À Mining Indaba, la mine ne se gagne plus seulement sur la géologie : elle se gagne sur les flux, la confiance et la capacité d’exécution. Ouvert le 9 février 2026 à Cape Town, Mining Indaba concentre, en quatre jours, l’essentiel : projets en quête de partenaires, investisseurs en quête d’actifs, États en quête de retombées, opérateurs en quête de stabilité… et surtout de vitesse d’exécution…
Cette édition confirme une évolution majeure : les banques actives au Mali ne viennent plus observer le secteur minier, elles viennent l’organiser. Elles se positionnent comme des acteurs capables de transformer une ambition en projet “bancable”, puis en chantier, puis en production — avec des retombées locales.
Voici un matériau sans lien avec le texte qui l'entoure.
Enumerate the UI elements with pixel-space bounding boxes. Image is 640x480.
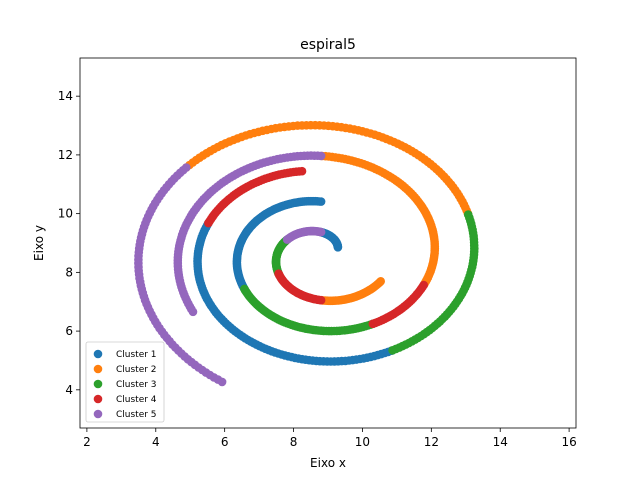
- y-axis-ticks: 4 6 8 10 12 14: [58, 89, 80, 397]
- legend-marker: [93, 394, 103, 404]
- data-point: [376, 277, 386, 286]
- y-axis-label: Eixo y: [32, 225, 46, 261]
- x-tick-label: 12: [424, 435, 439, 449]
- x-axis-label: Eixo x: [310, 456, 346, 470]
- legend-marker: [93, 349, 103, 359]
- data-point: [463, 210, 473, 219]
- x-tick-label: 2: [83, 435, 91, 449]
- legend-label: Cluster 3: [116, 380, 157, 390]
- legend-label: Cluster 1: [116, 350, 157, 360]
- y-tick-label: 8: [65, 265, 73, 279]
- y-tick-label: 14: [58, 89, 73, 103]
- x-tick-label: 16: [561, 435, 576, 449]
- data-point: [204, 218, 213, 228]
- x-tick-label: 10: [355, 435, 370, 449]
- legend-label: Cluster 4: [116, 395, 157, 405]
- plot-frame: [79, 57, 577, 429]
- x-tick-label: 6: [221, 435, 229, 449]
- legend-label: Cluster 5: [116, 410, 157, 420]
- data-point: [419, 280, 429, 290]
- data-point: [282, 235, 292, 244]
- legend-box: [85, 341, 165, 423]
- series-3: [240, 210, 479, 355]
- data-points: [134, 120, 479, 387]
- data-point: [188, 307, 198, 317]
- legend-marker: [93, 409, 103, 419]
- series-4: [204, 166, 429, 329]
- data-point: [316, 295, 326, 305]
- x-axis-ticks: 2 4 6 8 10 12 14 16: [83, 428, 577, 449]
- legend: Cluster 1 Cluster 2 Cluster 3 Cluster 4 Clus…: [85, 341, 165, 423]
- y-tick-label: 12: [58, 148, 73, 162]
- series-1: [193, 196, 396, 366]
- x-tick-label: 4: [152, 435, 160, 449]
- legend-label: Cluster 2: [116, 365, 157, 375]
- x-tick-label: 14: [493, 435, 508, 449]
- y-tick-label: 10: [58, 207, 73, 221]
- y-tick-label: 6: [65, 324, 73, 338]
- series-5: [134, 151, 326, 387]
- chart-title: espiral5: [300, 37, 356, 53]
- data-point: [217, 377, 227, 387]
- legend-marker: [93, 379, 103, 389]
- x-tick-label: 8: [290, 435, 298, 449]
- y-tick-label: 4: [65, 383, 73, 397]
- legend-marker: [93, 364, 103, 374]
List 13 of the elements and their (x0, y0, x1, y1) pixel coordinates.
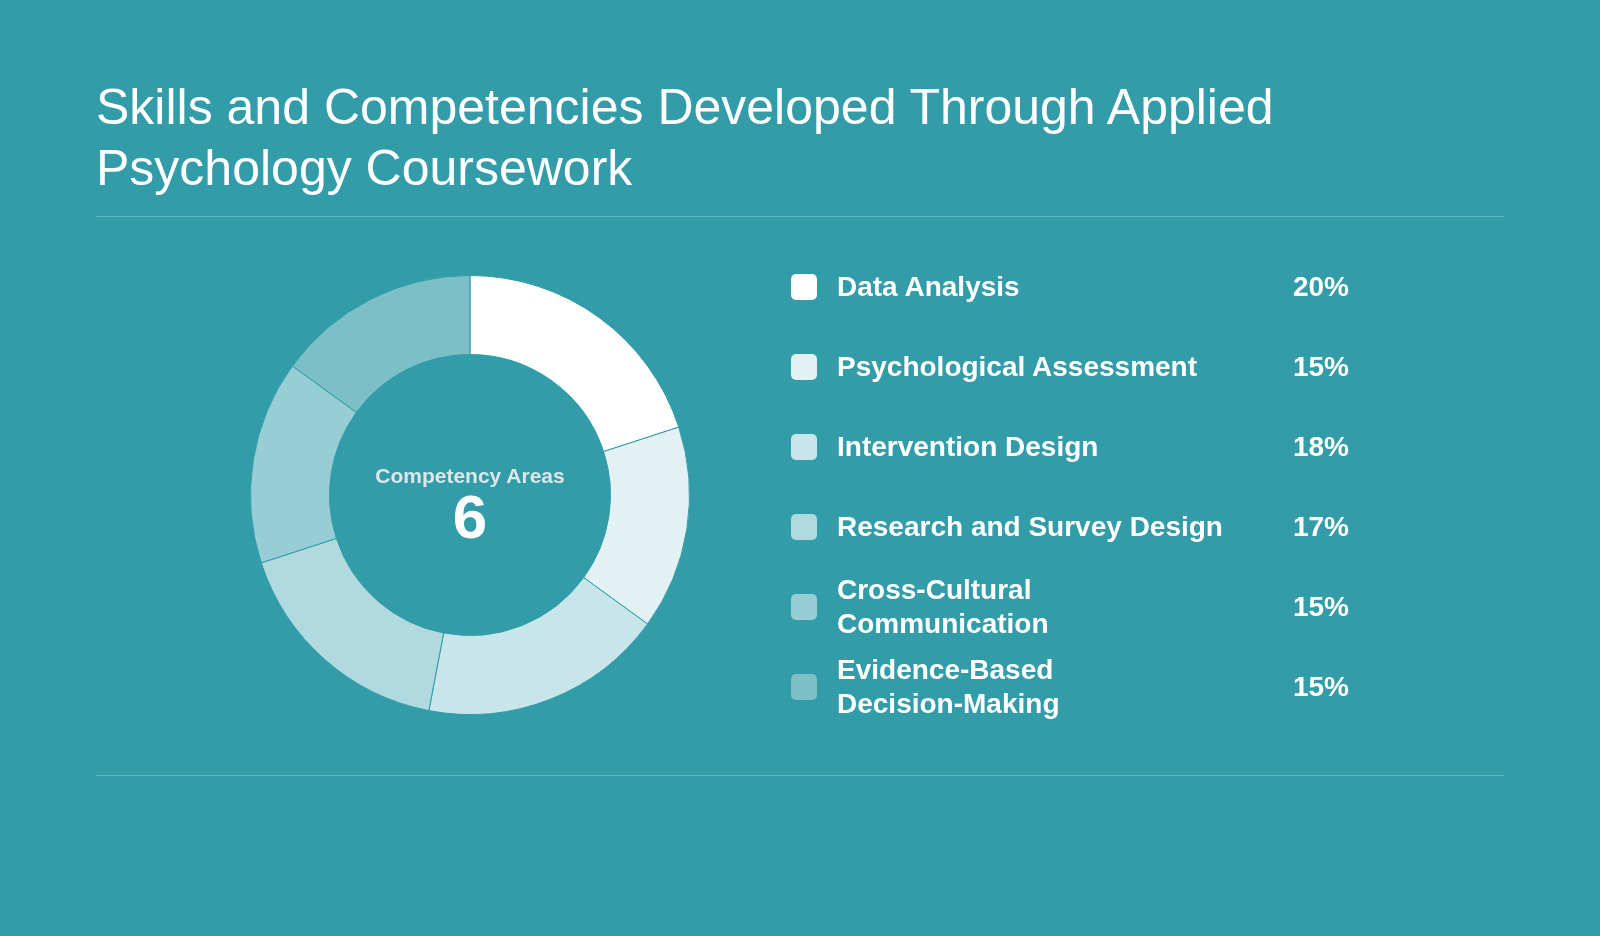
data-label: 20% (1291, 270, 1349, 304)
legend-label: Data Analysis (837, 271, 1020, 302)
data-label: 15% (1291, 590, 1349, 624)
data-label: 18% (1291, 430, 1349, 464)
legend-label: Intervention Design (837, 431, 1099, 462)
data-label: 15% (1291, 350, 1349, 384)
chart-title: Skills and Competencies Developed Through Applied Psychology Coursework (96, 78, 1275, 198)
legend-label: Psychological Assessment (837, 351, 1198, 382)
legend-label: Research and Survey Design (837, 511, 1223, 542)
legend-label: Evidence-Based Decision-Making (837, 654, 1060, 719)
legend-label: Cross-Cultural Communication (837, 574, 1049, 639)
data-label: 17% (1291, 510, 1349, 544)
data-label: 15% (1291, 670, 1349, 704)
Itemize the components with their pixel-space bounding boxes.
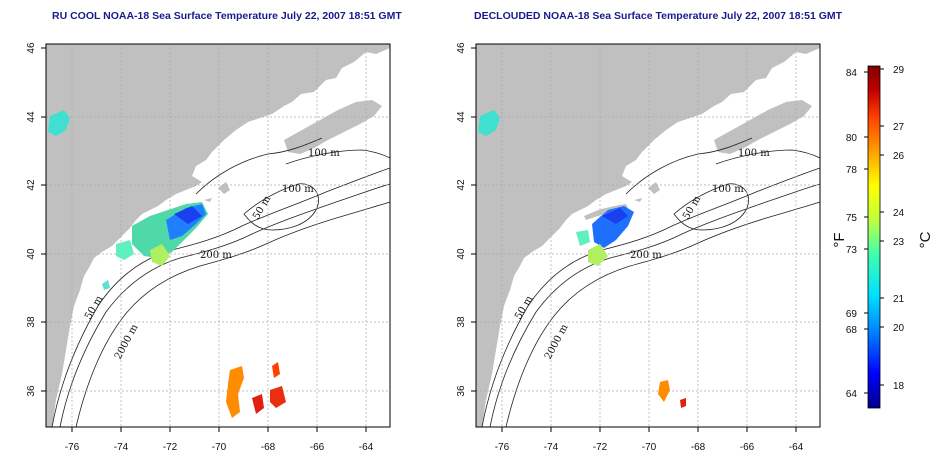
f-tick-label: 75 [846, 213, 858, 224]
y-tick-label: 46 [456, 42, 467, 54]
y-tick-label: 44 [26, 111, 37, 123]
contour-label-100m-b: 100 m [282, 184, 314, 195]
y-tick-label: 42 [26, 179, 37, 191]
colorbar-celsius-labels: 29 27 26 24 23 21 20 18 [893, 65, 905, 392]
x-tick-label: -68 [261, 442, 276, 453]
y-tick-label: 40 [26, 248, 37, 260]
c-tick-label: 26 [893, 151, 905, 162]
fahrenheit-unit-label: °F [831, 232, 848, 247]
x-tick-label: -64 [359, 442, 374, 453]
x-tick-label: -74 [114, 442, 129, 453]
left-sst-map: 100 m 100 m 50 m 200 m 50 m 2000 m -76 -… [26, 42, 391, 453]
c-tick-label: 29 [893, 65, 905, 76]
y-tick-label: 46 [26, 42, 37, 54]
right-tick-marks [471, 47, 797, 432]
contour-label-200m: 200 m [630, 250, 662, 261]
colorbar-ticks [864, 68, 884, 394]
c-tick-label: 27 [893, 122, 905, 133]
x-tick-label: -64 [789, 442, 804, 453]
f-tick-label: 64 [846, 389, 858, 400]
left-axis-labels: -76 -74 -72 -70 -68 -66 -64 46 44 42 40 … [26, 42, 374, 453]
y-tick-label: 40 [456, 248, 467, 260]
left-tick-marks [41, 47, 367, 432]
f-tick-label: 73 [846, 245, 858, 256]
x-tick-label: -72 [163, 442, 178, 453]
x-tick-label: -76 [495, 442, 510, 453]
c-tick-label: 21 [893, 294, 905, 305]
x-tick-label: -72 [593, 442, 608, 453]
c-tick-label: 23 [893, 237, 905, 248]
x-tick-label: -74 [544, 442, 559, 453]
sst-data-overlay [478, 110, 686, 408]
temperature-colorbar: 84 80 78 75 73 69 68 64 29 27 26 24 23 2… [831, 65, 934, 409]
y-tick-label: 36 [456, 385, 467, 397]
x-tick-label: -66 [310, 442, 325, 453]
f-tick-label: 84 [846, 68, 858, 79]
lat-lon-grid [46, 44, 390, 427]
left-map-frame [45, 43, 391, 428]
lat-lon-grid [476, 44, 820, 427]
c-tick-label: 24 [893, 208, 905, 219]
left-map-title: RU COOL NOAA-18 Sea Surface Temperature … [52, 10, 402, 22]
right-sst-map: 100 m 100 m 50 m 200 m 50 m 2000 m -76 -… [456, 42, 821, 453]
c-tick-label: 20 [893, 323, 905, 334]
sst-data-overlay [48, 110, 286, 418]
right-map-frame [475, 43, 821, 428]
y-tick-label: 36 [26, 385, 37, 397]
x-tick-label: -70 [642, 442, 657, 453]
y-tick-label: 42 [456, 179, 467, 191]
f-tick-label: 80 [846, 133, 858, 144]
contour-label-100m-a: 100 m [738, 148, 770, 159]
x-tick-label: -68 [691, 442, 706, 453]
celsius-unit-label: °C [917, 231, 934, 248]
bathymetry-contours [51, 137, 391, 428]
y-tick-label: 38 [26, 316, 37, 328]
right-axis-labels: -76 -74 -72 -70 -68 -66 -64 46 44 42 40 … [456, 42, 804, 453]
colorbar-fahrenheit-labels: 84 80 78 75 73 69 68 64 [846, 68, 858, 400]
contour-label-100m-b: 100 m [712, 184, 744, 195]
right-map-title: DECLOUDED NOAA-18 Sea Surface Temperatur… [474, 10, 843, 22]
c-tick-label: 18 [893, 381, 905, 392]
colorbar-gradient [867, 65, 881, 409]
x-tick-label: -66 [740, 442, 755, 453]
y-tick-label: 38 [456, 316, 467, 328]
contour-label-100m-a: 100 m [308, 148, 340, 159]
f-tick-label: 69 [846, 309, 858, 320]
bathymetry-contours [481, 137, 821, 428]
y-tick-label: 44 [456, 111, 467, 123]
x-tick-label: -70 [212, 442, 227, 453]
contour-label-200m: 200 m [200, 250, 232, 261]
f-tick-label: 68 [846, 325, 858, 336]
f-tick-label: 78 [846, 165, 858, 176]
x-tick-label: -76 [65, 442, 80, 453]
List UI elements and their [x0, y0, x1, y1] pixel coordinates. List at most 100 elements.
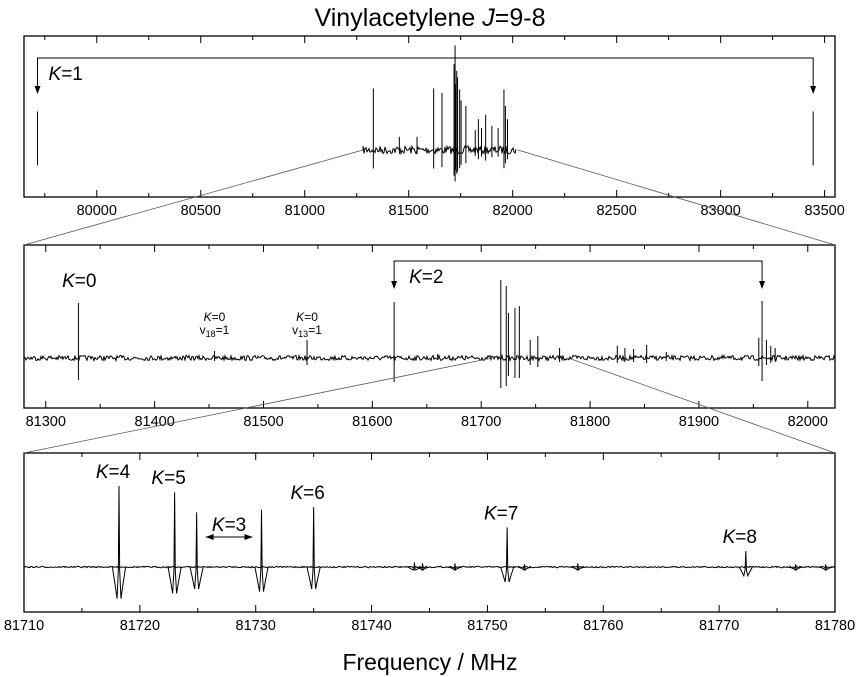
k-label-small: K=0 [296, 310, 318, 324]
vib-symbol: v [292, 323, 298, 337]
x-tick-label: 81500 [243, 414, 283, 430]
spectral-line [818, 564, 833, 572]
spectral-line [738, 551, 753, 578]
k-label: K=3 [212, 515, 246, 536]
k-label: K=0 [62, 271, 96, 292]
bracket-arrowhead [810, 86, 817, 94]
x-tick-label: 82000 [493, 203, 533, 219]
vibrational-state-label: v13=1 [292, 323, 322, 339]
x-tick-label: 81800 [570, 414, 610, 430]
baseline-trace [23, 565, 836, 569]
k-label: K=1 [49, 64, 83, 85]
k-label: K=2 [409, 267, 443, 288]
spectral-line [788, 564, 803, 572]
k-label-symbol: K [723, 527, 737, 548]
bracket-line [393, 260, 763, 282]
range-arrowhead-right [244, 534, 253, 540]
x-tick-label: 81780 [815, 618, 855, 634]
spectral-line [500, 527, 515, 583]
spectral-line [306, 507, 321, 590]
spectral-line [448, 563, 462, 572]
k-label-symbol: K [62, 271, 76, 292]
title-j-symbol: J [481, 4, 495, 32]
k-label-value: =5 [164, 468, 186, 489]
zoom-connector-left-2 [23, 357, 493, 454]
k-label-value: =6 [303, 483, 325, 504]
bracket-arrowhead [391, 281, 398, 289]
x-tick-label: 81900 [679, 414, 719, 430]
range-arrowhead-left [205, 534, 214, 540]
k-label-value: =0 [212, 310, 226, 324]
bracket-arrowhead [34, 86, 41, 94]
k-label-value: =7 [497, 503, 519, 524]
x-tick-label: 82000 [788, 414, 828, 430]
spectral-line [189, 512, 204, 590]
spectral-line [571, 563, 585, 572]
k-label: K=7 [484, 503, 518, 524]
x-tick-label: 83500 [804, 203, 844, 219]
x-tick-label: 81700 [461, 414, 501, 430]
x-tick-label: 81730 [236, 618, 276, 634]
x-tick-label: 81000 [285, 203, 325, 219]
k-label-symbol: K [151, 468, 165, 489]
k-label-small: K=0 [204, 310, 226, 324]
x-tick-label: 81720 [120, 618, 160, 634]
vib-value: =1 [216, 323, 230, 337]
panel-overview: 8000080500810008150082000825008300083500… [23, 35, 845, 219]
x-tick-label: 81600 [352, 414, 392, 430]
vib-subscript: 18 [206, 329, 216, 339]
k-label-value: =2 [422, 267, 444, 288]
spectral-line [407, 562, 422, 571]
x-tick-label: 81760 [583, 618, 623, 634]
x-tick-label: 80500 [181, 203, 221, 219]
spectral-line [111, 486, 127, 599]
vib-subscript: 13 [298, 329, 308, 339]
x-tick-label: 81500 [389, 203, 429, 219]
plot-frame [23, 244, 836, 409]
vibrational-state-label: v18=1 [200, 323, 230, 339]
zoom-connector-left [23, 149, 364, 246]
bracket-line [37, 57, 814, 87]
k-label-value: =3 [225, 515, 247, 536]
vib-value: =1 [308, 323, 322, 337]
spectral-line [415, 563, 430, 572]
k-label: K=4 [96, 462, 131, 483]
noise-trace [362, 144, 517, 156]
x-tick-label: 81400 [134, 414, 174, 430]
panel-zoom-1: 81300 81400 81500 81600 81700 81800 81900 82000… [23, 244, 836, 430]
k-label-value: =0 [75, 271, 97, 292]
k-label-value: =0 [304, 310, 318, 324]
panel-zoom-2: 81710 81720 81730 81740 81750 81760 81770 81780… [4, 452, 855, 634]
zoom-connector-lines [23, 149, 836, 454]
k-label-symbol: K [204, 310, 213, 324]
x-tick-label: 81770 [699, 618, 739, 634]
x-tick-label: 81740 [351, 618, 391, 634]
spectral-line [167, 492, 182, 594]
k-label-symbol: K [96, 462, 110, 483]
title-part-3: =9-8 [495, 4, 546, 32]
x-tick-label: 82500 [596, 203, 636, 219]
k-label-symbol: K [296, 310, 305, 324]
baseline-trace [23, 353, 836, 363]
vib-symbol: v [200, 323, 206, 337]
k-label-value: =4 [109, 462, 131, 483]
k-label-symbol: K [212, 515, 226, 536]
k-label: K=8 [723, 527, 757, 548]
plot-frame [23, 452, 836, 613]
k-label: K=5 [151, 468, 185, 489]
x-tick-label: 81300 [26, 414, 66, 430]
k-label-symbol: K [290, 483, 304, 504]
k-label-symbol: K [409, 267, 423, 288]
plot-frame [23, 35, 836, 198]
x-tick-label: 80000 [77, 203, 117, 219]
chart-title: Vinylacetylene J=9-8 [315, 4, 546, 32]
zoom-connector-right-2 [568, 357, 836, 454]
x-axis-label: Frequency / MHz [342, 649, 517, 675]
zoom-connector-right [517, 149, 836, 246]
spectral-line [254, 509, 269, 592]
k-label-value: =1 [61, 64, 83, 85]
k-label-symbol: K [484, 503, 498, 524]
bracket-arrowhead [759, 281, 766, 289]
k-label-symbol: K [49, 64, 63, 85]
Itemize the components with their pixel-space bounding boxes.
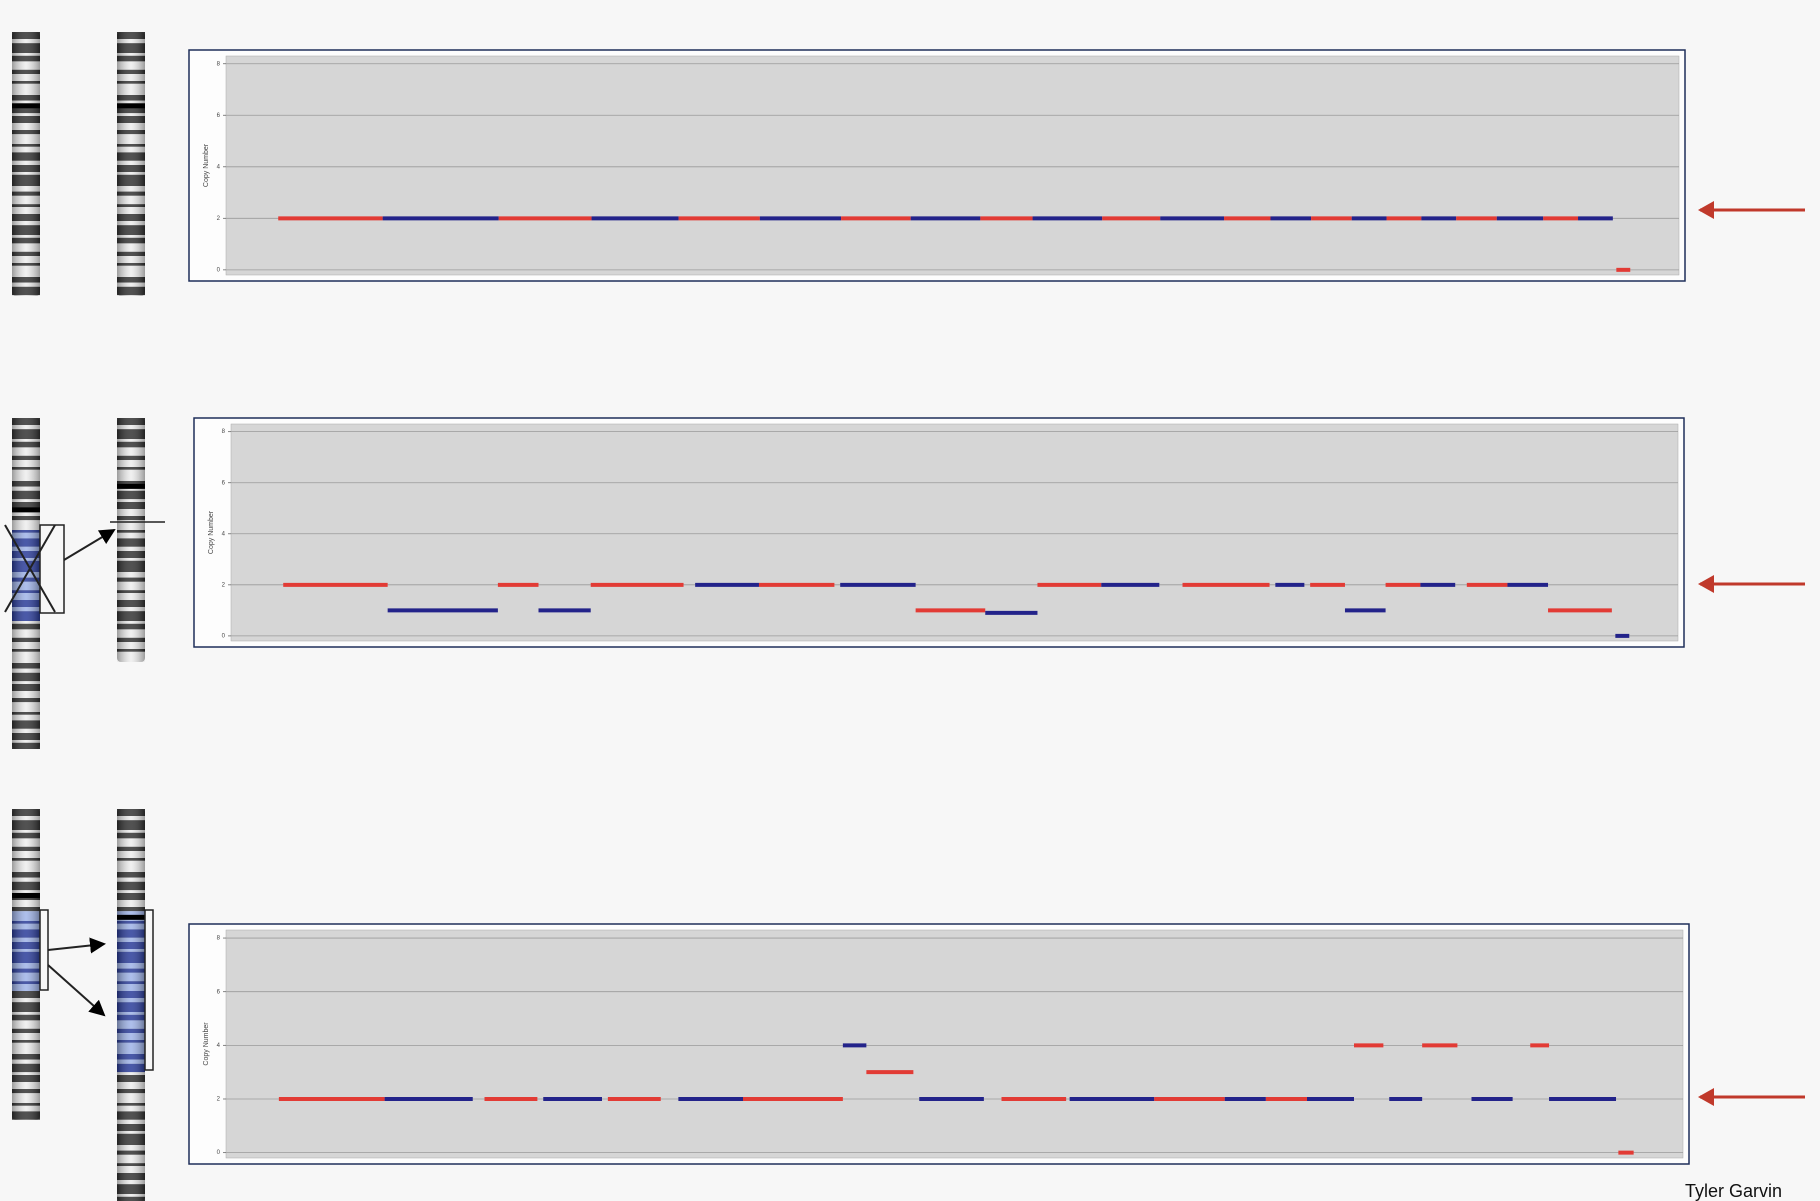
- chromosome-shade: [12, 809, 40, 1120]
- page: {"chart_data": [ {"type": "segment", "yl…: [0, 0, 1820, 1201]
- chromosome-shade: [117, 809, 145, 1201]
- red-arrow-head: [1698, 575, 1714, 593]
- chromosome: [12, 418, 40, 749]
- figure: 02468Copy Number 02468Copy Number 02468Cop…: [0, 0, 1820, 1201]
- chromosome-shade: [12, 418, 40, 749]
- centromere: [117, 915, 145, 920]
- centromere: [12, 507, 40, 512]
- plot-area: [226, 56, 1679, 275]
- red-arrow-head: [1698, 1088, 1714, 1106]
- y-axis-label: Copy Number: [208, 510, 215, 554]
- plot-area: [226, 930, 1683, 1158]
- centromere: [117, 103, 145, 108]
- chromosome: [117, 418, 145, 662]
- y-axis-label: Copy Number: [203, 143, 210, 187]
- arrow: [48, 965, 104, 1015]
- chromosome: [117, 809, 145, 1201]
- red-arrow-head: [1698, 201, 1714, 219]
- chromosome-shade: [12, 32, 40, 296]
- centromere: [12, 893, 40, 898]
- y-axis-label: Copy Number: [203, 1022, 210, 1066]
- centromere: [117, 484, 145, 489]
- bracket: [145, 910, 153, 1070]
- arrow: [64, 530, 114, 560]
- centromere: [12, 103, 40, 108]
- chromosome-shade: [117, 32, 145, 296]
- chromosome: [117, 32, 145, 296]
- credit: Tyler Garvin: [1685, 1181, 1782, 1201]
- chromosome: [12, 809, 40, 1120]
- ideograms: [5, 32, 165, 1201]
- bracket: [40, 525, 64, 613]
- chromosome: [12, 32, 40, 296]
- annotations: Tyler Garvin: [1685, 201, 1805, 1201]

Car le secteur minier est désormais un écosystème complet (fournisseurs, logistique, énergie, sous-traitance, fiscalité, contenu local, communautés, conformité, exigences ESG). Dans cette équation, la banque devient un levier de performance : elle structure les montages, sécurise les flux, rassure les investisseurs et accélère l’exécution.
Le vrai sujet n’est pas le potentiel : c’est l’exécution. Et l’exécution suit une chaîne simple :
bancarité/bancabilité → financement → exécution → flux → retombées.